For anyone who may not know, Carrie Bradshaw was portrayed by Sarah Jessica Parker in the television series, later turned movie, Sex and the City from 1998-2004. Bradshaw made running in heels look effortless and proved that women in their 30’s are not these sad spinsters but badass, thriving women with some ridiculously enviable wardrobes.

Believe it or not, Carrie Bradshaw was a real person. Only the real Carrie Bradshaw did not reside in a rent-stabilized Upper West Side walk-up or survive solely on Cosmopolitans and Chinese takeout. Her name was Candace Bushnell.


Candace Bushnell circa 1996.
Ken Schles/The LIFE Images Collection, via Getty Images, via The New York Times

Bushnell was the author of the column turned book turned television series turned movie. Though Bushnell is super important, she receives little acknowledgment for this persona she has created. When Bushnell was thirty-four years old she began writing for the Observer in New York City. According to The New York Times, Bushnell then had only $300 to her name and was making roughly $14,000 per year. Much unlike her literary alter-ego, Bushnell was couch-surfing and wrote more than just one article per week. Instead, Bushnell freelanced for outlets such as Vogue and GQ, but that wardrobe was definitely real. The scrappy, hardworking freelance journalist is said to have been wearing head to toe Dolce & Gabanna while spending the night on a friend’s couch.

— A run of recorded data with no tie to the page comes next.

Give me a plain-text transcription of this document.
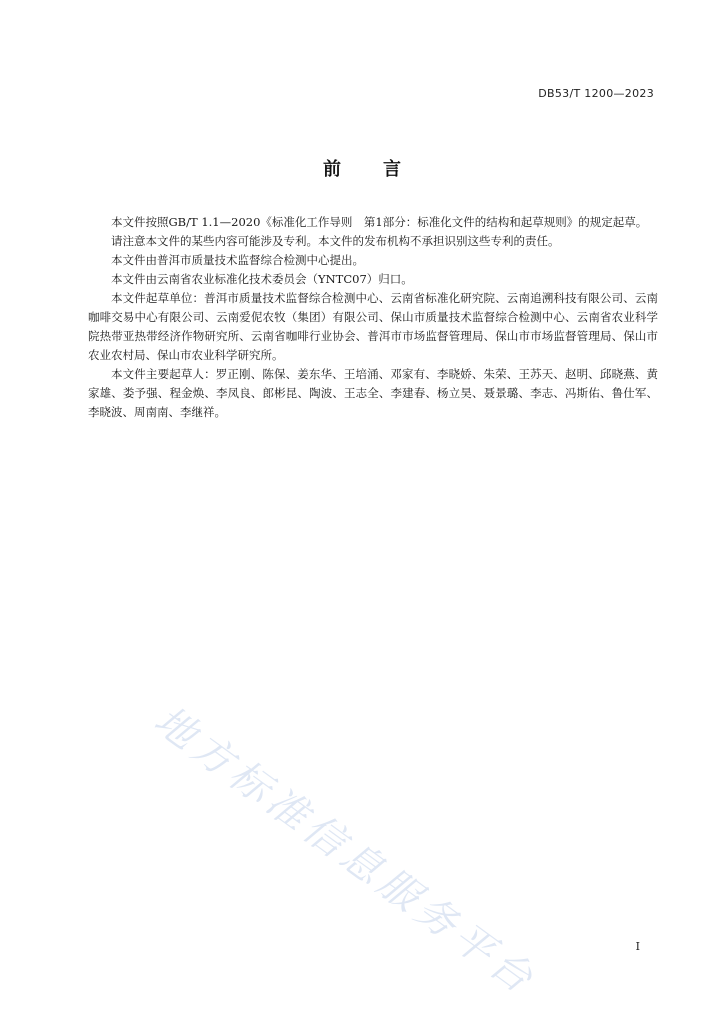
DB53/T 1200—2023
前言

本文件按照GB/T 1.1—2020《标准化工作导则　第1部分：标准化文件的结构和起草规则》的规定起草。

请注意本文件的某些内容可能涉及专利。本文件的发布机构不承担识别这些专利的责任。

本文件由普洱市质量技术监督综合检测中心提出。

本文件由云南省农业标准化技术委员会（YNTC07）归口。

本文件起草单位：普洱市质量技术监督综合检测中心、云南省标准化研究院、云南追溯科技有限公司、云南咖啡交易中心有限公司、云南爱伲农牧（集团）有限公司、保山市质量技术监督综合检测中心、云南省农业科学院热带亚热带经济作物研究所、云南省咖啡行业协会、普洱市市场监督管理局、保山市市场监督管理局、保山市农业农村局、保山市农业科学研究所。

本文件主要起草人：罗正刚、陈保、姜东华、王培涌、邓家有、李晓娇、朱荣、王苏天、赵明、邱晓燕、黄家雄、娄予强、程金焕、李凤良、郎彬昆、陶波、王志全、李建春、杨立昊、聂景璐、李志、冯斯佑、鲁仕军、李晓波、周南南、李继祥。

地方标准信息服务平台	I
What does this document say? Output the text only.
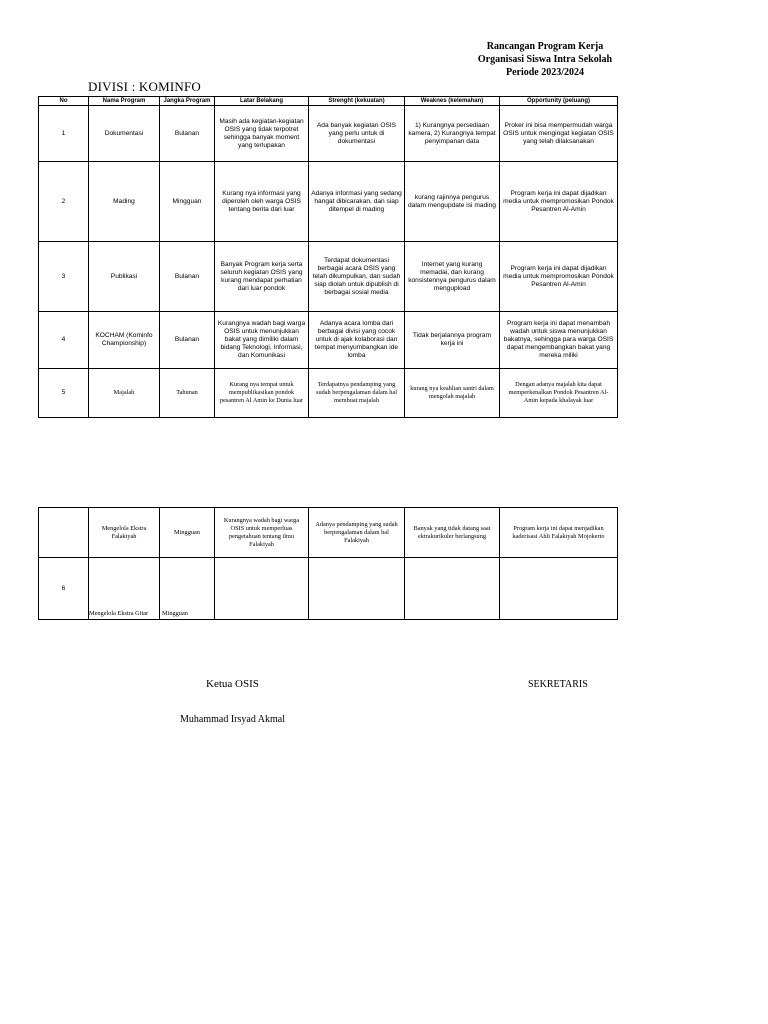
Rancangan Program Kerja
Organisasi Siswa Intra Sekolah
Periode 2023/2024
DIVISI : KOMINFO
No	Nama Program	Jangka Program	Latar Belakang	Strenght (kekuatan)	Weaknes (kelemahan)	Opportunity (peluang)
1	Dokumentasi	Bulanan	Masih ada kegiatan-kegiatan OSIS yang tidak terpotret sehingga banyak moment yang terlupakan	Ada banyak kegiatan OSIS yang perlu untuk di dokumentasi	1) Kurangnya persediaan kamera, 2) Kurangnya tempat penyimpanan data	Proker ini bisa mempermudah warga OSIS untuk mengingat kegiatan OSIS yang telah dilaksanakan
2	Mading	Mingguan	Kurang nya informasi yang diperoleh oleh warga OSIS tentang berita dari luar	Adanya informasi yang sedang hangat dibicarakan, dan siap ditempel di mading	kurang rajinnya pengurus dalam mengupdate isi mading	Program kerja ini dapat dijadikan media untuk mempromosikan Pondok Pesantren Al-Amin
3	Publikasi	Bulanan	Banyak Program kerja serta seluruh kegiatan OSIS yang kurang mendapat perhatian dari luar pondok	Terdapat dokumentasi berbagai acara OSIS yang telah dikumpulkan, dan sudah siap diolah untuk dipublish di berbagai sosial media	Internet yang kurang memadai, dan kurang konsistennya pengurus dalam mengupload	Program kerja ini dapat dijadikan media untuk mempromosikan Pondok Pesantren Al-Amin
4	KOCHAM (Kominfo Championship)	Bulanan	Kurangnya wadah bagi warga OSIS untuk menunjukkan bakat yang dimiliki dalam bidang Teknologi, Informasi, dan Komunikasi	Adanya acara lomba dari berbagai divisi yang cocok untuk di ajak kolaborasi dan tempat menyumbangkan ide lomba	Tidak berjalannya program kerja ini	Program kerja ini dapat menambah wadah untuk siswa menunjukkan bakatnya, sehingga para warga OSIS dapat mengembangkan bakat yang mereka miliki
5	Majalah	Tahunan	Kurang nya tempat untuk mempublikasikan pondok pesantren Al Amin ke Dunia luar	Terdapatnya pendamping yang sudah berpengalaman dalam hal membuat majalah	kurang nya keahlian santri dalam mengolah majalah	Dengan adanya majalah kita dapat memperkenalkan Pondok Pesantren Al-Amin kepada khalayak luar
	Mengelola Ekstra Falakiyah	Mingguan	Kurangnya wadah bagi warga OSIS untuk memperluas pengetahuan tentang ilmu Falakiyah	Adanya pendamping yang sudah berpengalaman dalam hal Falakiyah	Banyak yang tidak datang saat ektrakurikuler berlangsung	Program kerja ini dapat menjadikan kaderisasi Ahli Falakiyah Mojokerto
6	Mengelola Ekstra Gitar	Mingguan				
Ketua OSIS	SEKRETARIS
Muhammad Irsyad Akmal
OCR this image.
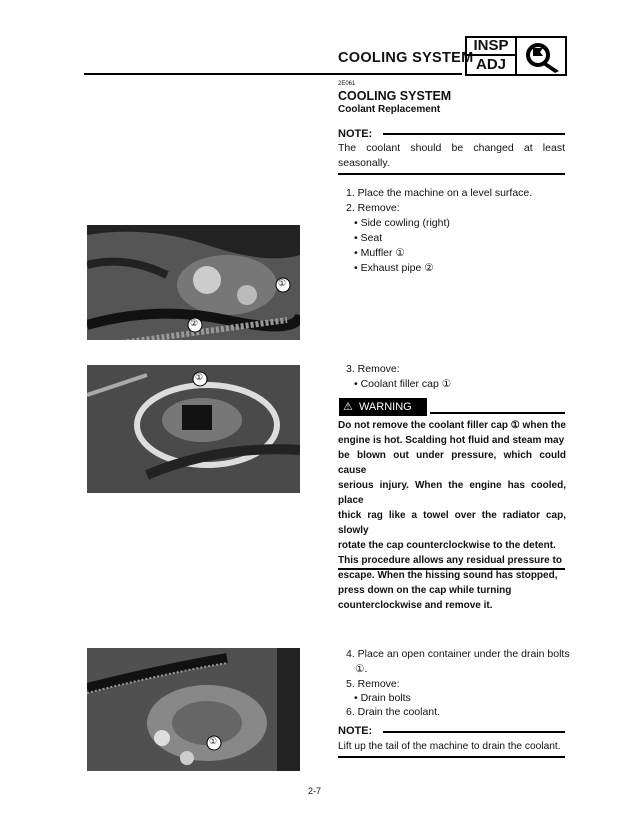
COOLING SYSTEM
INSP
ADJ
2E061
COOLING SYSTEM
Coolant Replacement
NOTE:
The coolant should be changed at least seasonally.
1. Place the machine on a level surface.
2. Remove:
• Side cowling (right)
• Seat
• Muffler ①
• Exhaust pipe ②
①
②
3. Remove:
• Coolant filler cap ①
①
⚠ WARNING
Do not remove the coolant filler cap ① when the
engine is hot. Scalding hot fluid and steam may
be blown out under pressure, which could cause
serious injury. When the engine has cooled, place
thick rag like a towel over the radiator cap, slowly
rotate the cap counterclockwise to the detent.
This procedure allows any residual pressure to
escape. When the hissing sound has stopped,
press down on the cap while turning
counterclockwise and remove it.
①
4. Place an open container under the drain bolts
①.
5. Remove:
• Drain bolts
6. Drain the coolant.
NOTE:
Lift up the tail of the machine to drain the coolant.
2-7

Bushnell’s scrappiness and will eventually pay off when her editor at the Observer approached her about writing a weekly column. It was then that Bushnell realized she was living the task her editor was asking of her. She had all these friends who lived extravagantly, why wouldn’t she write about them?! Bushnell’s column, “Sex and the City,” (see where I’m going here?) became the star of the Observer.

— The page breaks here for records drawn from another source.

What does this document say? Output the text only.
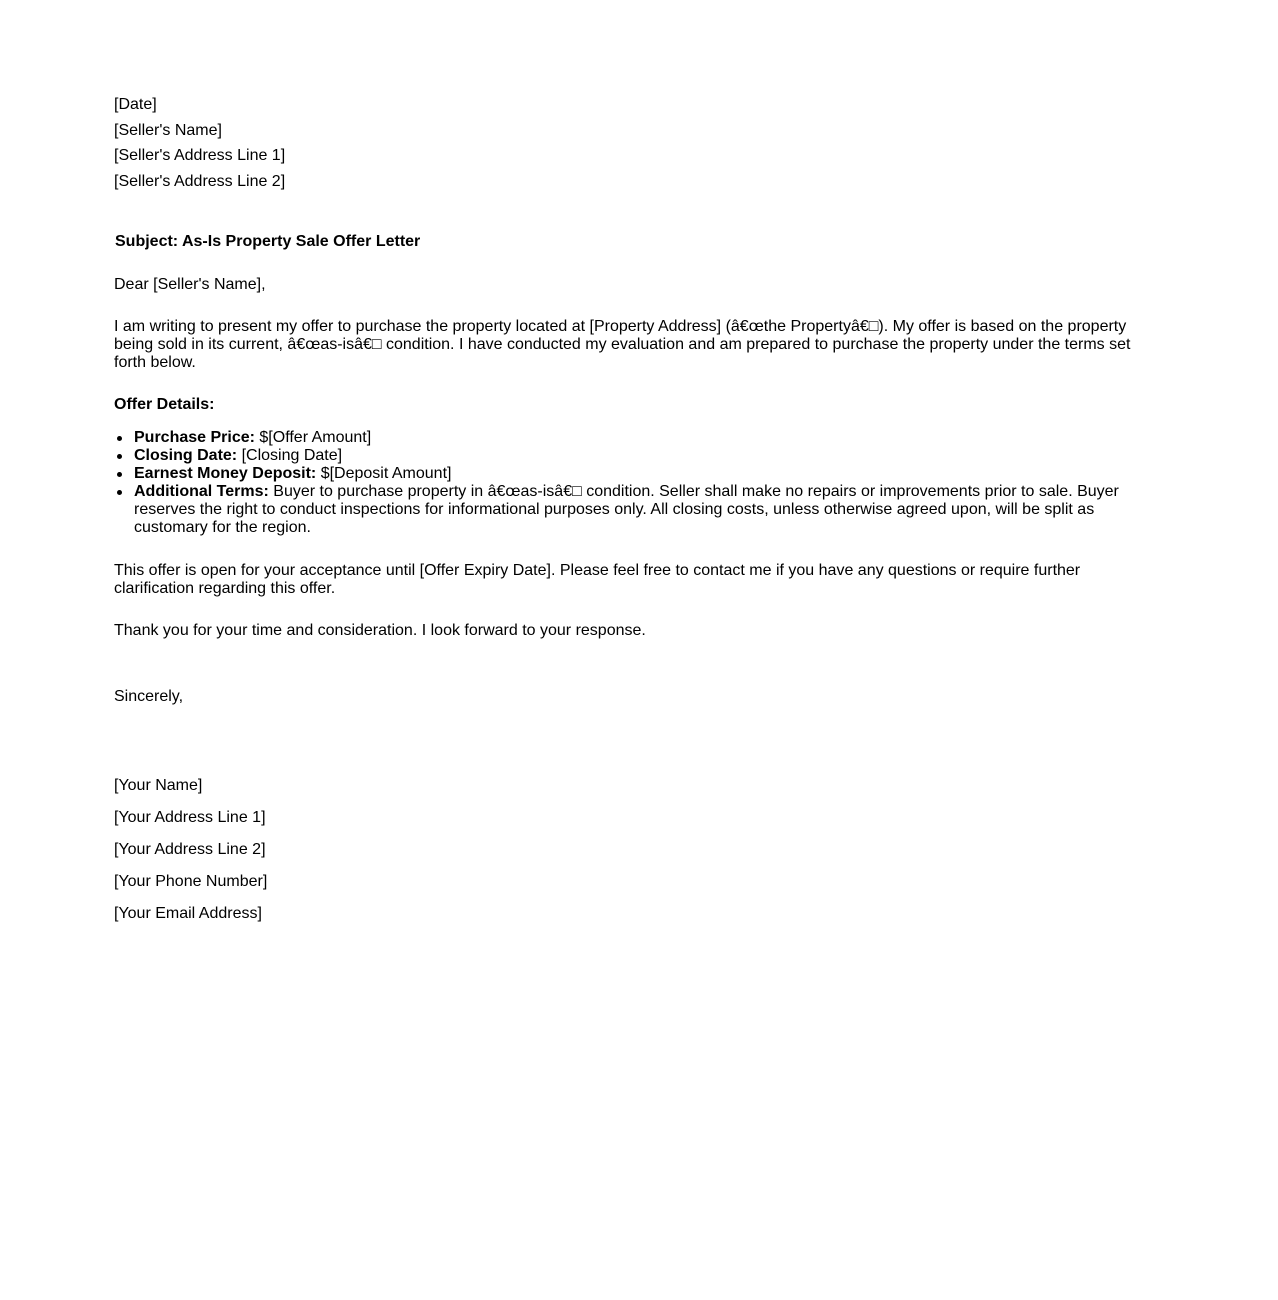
[Date]
[Seller's Name]
[Seller's Address Line 1]
[Seller's Address Line 2]
Subject: As-Is Property Sale Offer Letter
Dear [Seller's Name],
I am writing to present my offer to purchase the property located at [Property Address] (â€œthe Propertyâ€□). My offer is based on the property being sold in its current, â€œas-isâ€□ condition. I have conducted my evaluation and am prepared to purchase the property under the terms set forth below.
Offer Details:
Purchase Price: $[Offer Amount]
Closing Date: [Closing Date]
Earnest Money Deposit: $[Deposit Amount]
Additional Terms: Buyer to purchase property in â€œas-isâ€□ condition. Seller shall make no repairs or improvements prior to sale. Buyer reserves the right to conduct inspections for informational purposes only. All closing costs, unless otherwise agreed upon, will be split as customary for the region.
This offer is open for your acceptance until [Offer Expiry Date]. Please feel free to contact me if you have any questions or require further clarification regarding this offer.
Thank you for your time and consideration. I look forward to your response.
Sincerely,
[Your Name]
[Your Address Line 1]
[Your Address Line 2]
[Your Phone Number]
[Your Email Address]
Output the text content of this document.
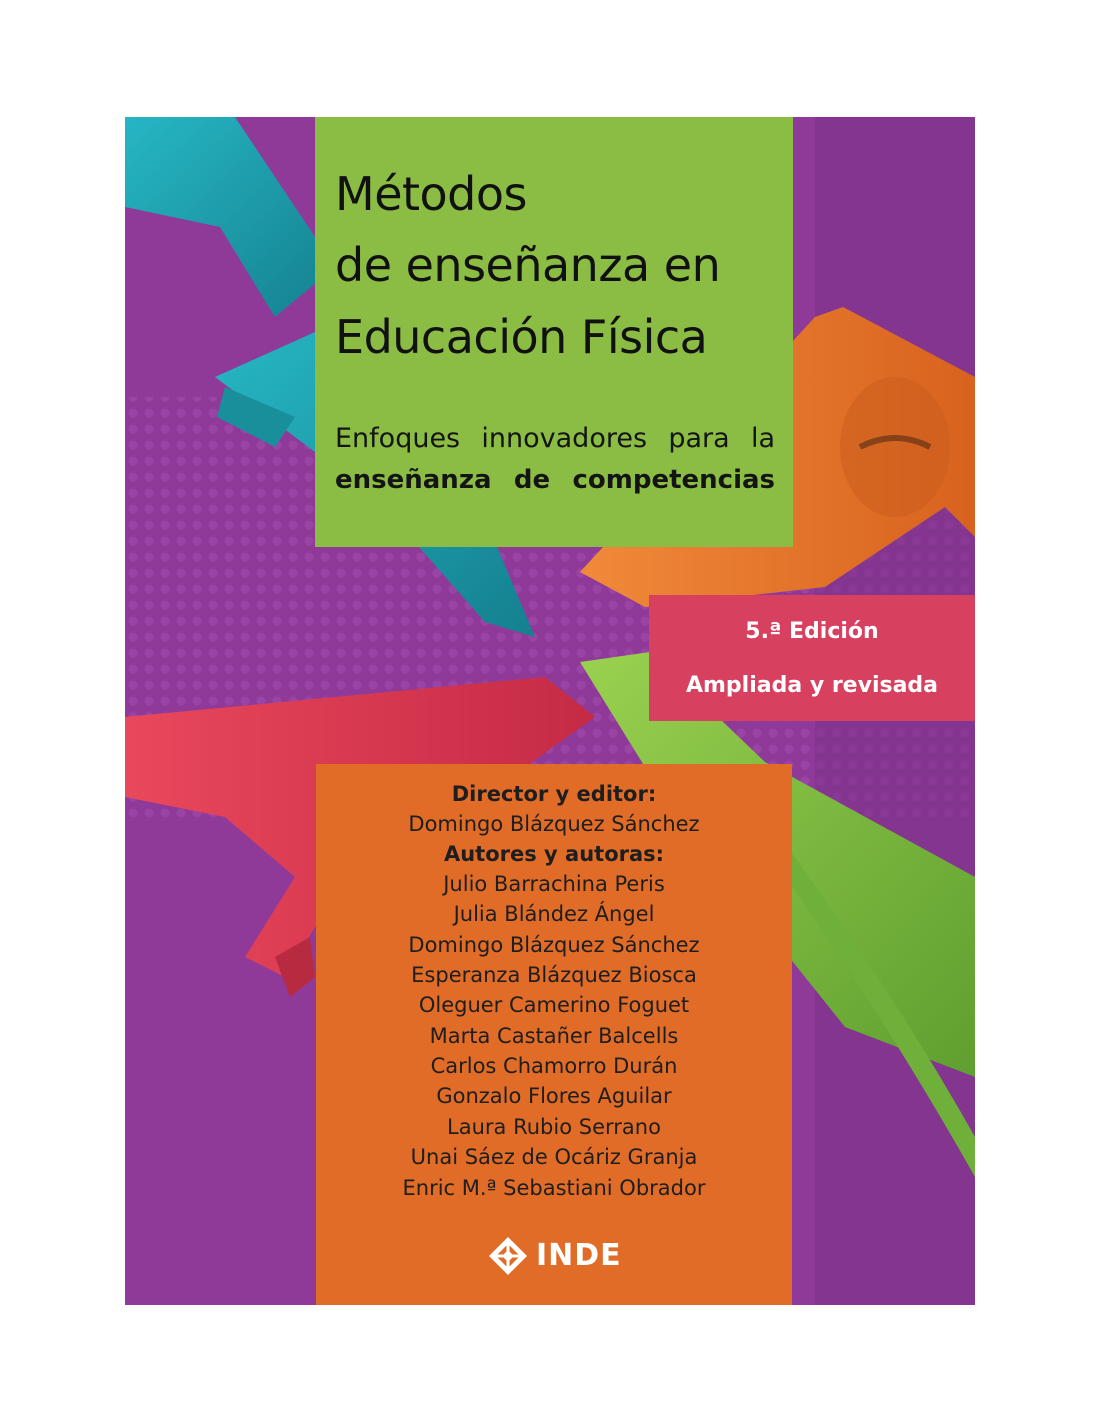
Métodos
de enseñanza en
Educación Física
Enfoques innovadores para la
enseñanza de competencias
5.ª Edición
Ampliada y revisada
Director y editor:
Domingo Blázquez Sánchez
Autores y autoras:
Julio Barrachina Peris
Julia Blández Ángel
Domingo Blázquez Sánchez
Esperanza Blázquez Biosca
Oleguer Camerino Foguet
Marta Castañer Balcells
Carlos Chamorro Durán
Gonzalo Flores Aguilar
Laura Rubio Serrano
Unai Sáez de Ocáriz Granja
Enric M.ª Sebastiani Obrador
INDE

Manhattanites were going crazy. It was being passed around on jitneys to the Hamptons and it was being faxed from New York to Los Angeles. “Sex and the City” was beginning to take over the country. Within four months Bushnell was approached by the bigwigs of Hollywood and flown out to California where she had her, “Oh my God! This is my life!” moment.

The column was turned into a book in 1996, then in 1998 became one of HBO’s top-rated series to date.

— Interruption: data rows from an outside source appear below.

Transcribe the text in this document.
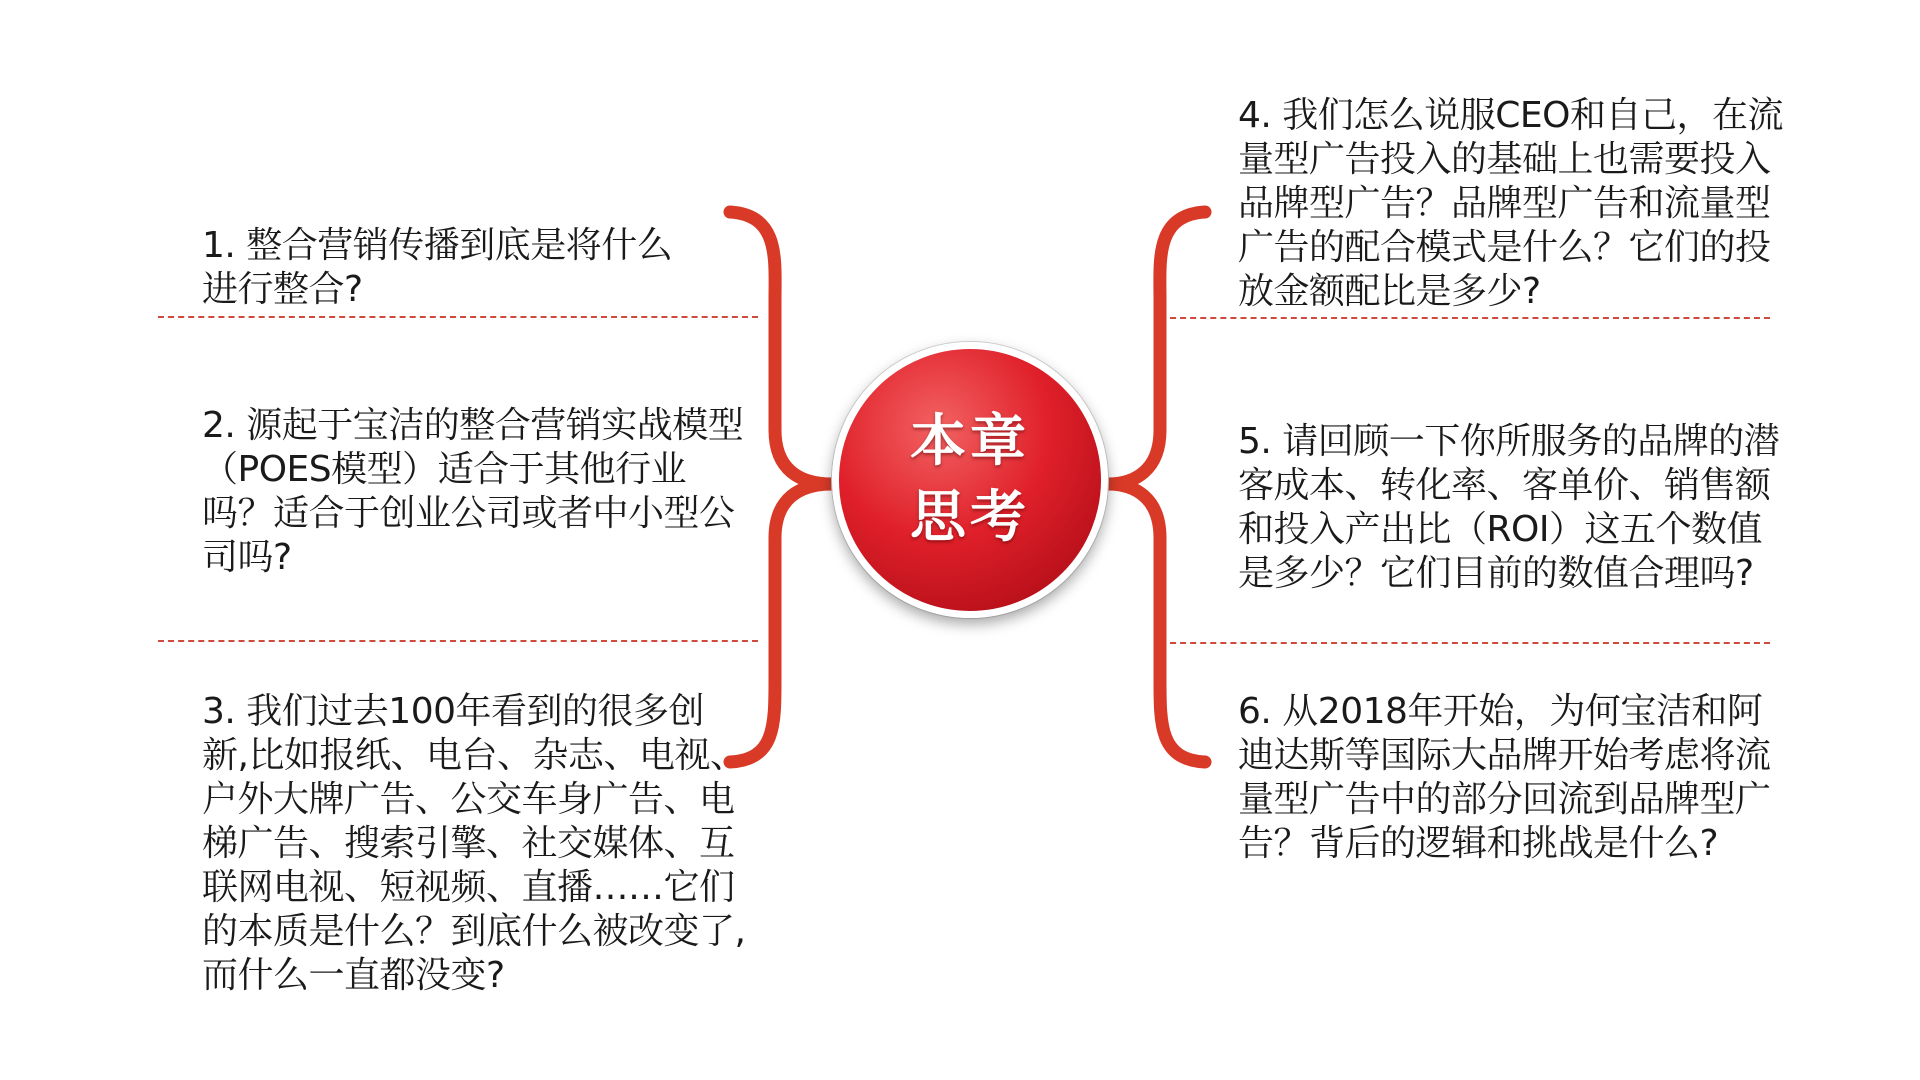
1. 整合营销传播到底是将什么进行整合?

2. 源起于宝洁的整合营销实战模型（POES模型）适合于其他行业吗？适合于创业公司或者中小型公司吗?

3. 我们过去100年看到的很多创新,比如报纸、电台、杂志、电视、户外大牌广告、公交车身广告、电梯广告、搜索引擎、社交媒体、互联网电视、短视频、直播……它们的本质是什么？到底什么被改变了,而什么一直都没变?

4. 我们怎么说服CEO和自己，在流量型广告投入的基础上也需要投入品牌型广告？品牌型广告和流量型广告的配合模式是什么？它们的投放金额配比是多少?

5. 请回顾一下你所服务的品牌的潜客成本、转化率、客单价、销售额和投入产出比（ROI）这五个数值是多少？它们目前的数值合理吗?

6. 从2018年开始，为何宝洁和阿迪达斯等国际大品牌开始考虑将流量型广告中的部分回流到品牌型广告？背后的逻辑和挑战是什么?

本章
思考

Over the years, Bushnell has inspired a new generation of Carrie Bradshaws. The character of Carrie Bradshaw has inspired women that they can not only survive anywhere but conquer whatever they put their mind to while wearing Manolo Blahnik’s, nonetheless!

I believe that the story’s four main characters — Carrie, Miranda, Samantha, and Charlotte — also gave women more confidence in their careers. Whether you are still trying to figure this whole “college” thing out or are on your own trying to make it in a city like New York, these ladies have taught countless women to be confident and that you do not need a man to make you happy. (I know… I talk a big game for someone in a serious relationship, but that’s beside the point.)

Bushnell, along with the leading ladies of Sex and the City, has not only made an impact on fashion or the required subjects of brunch time gossip, but have served as role models for women of many ages, even if it means wearing a tutu.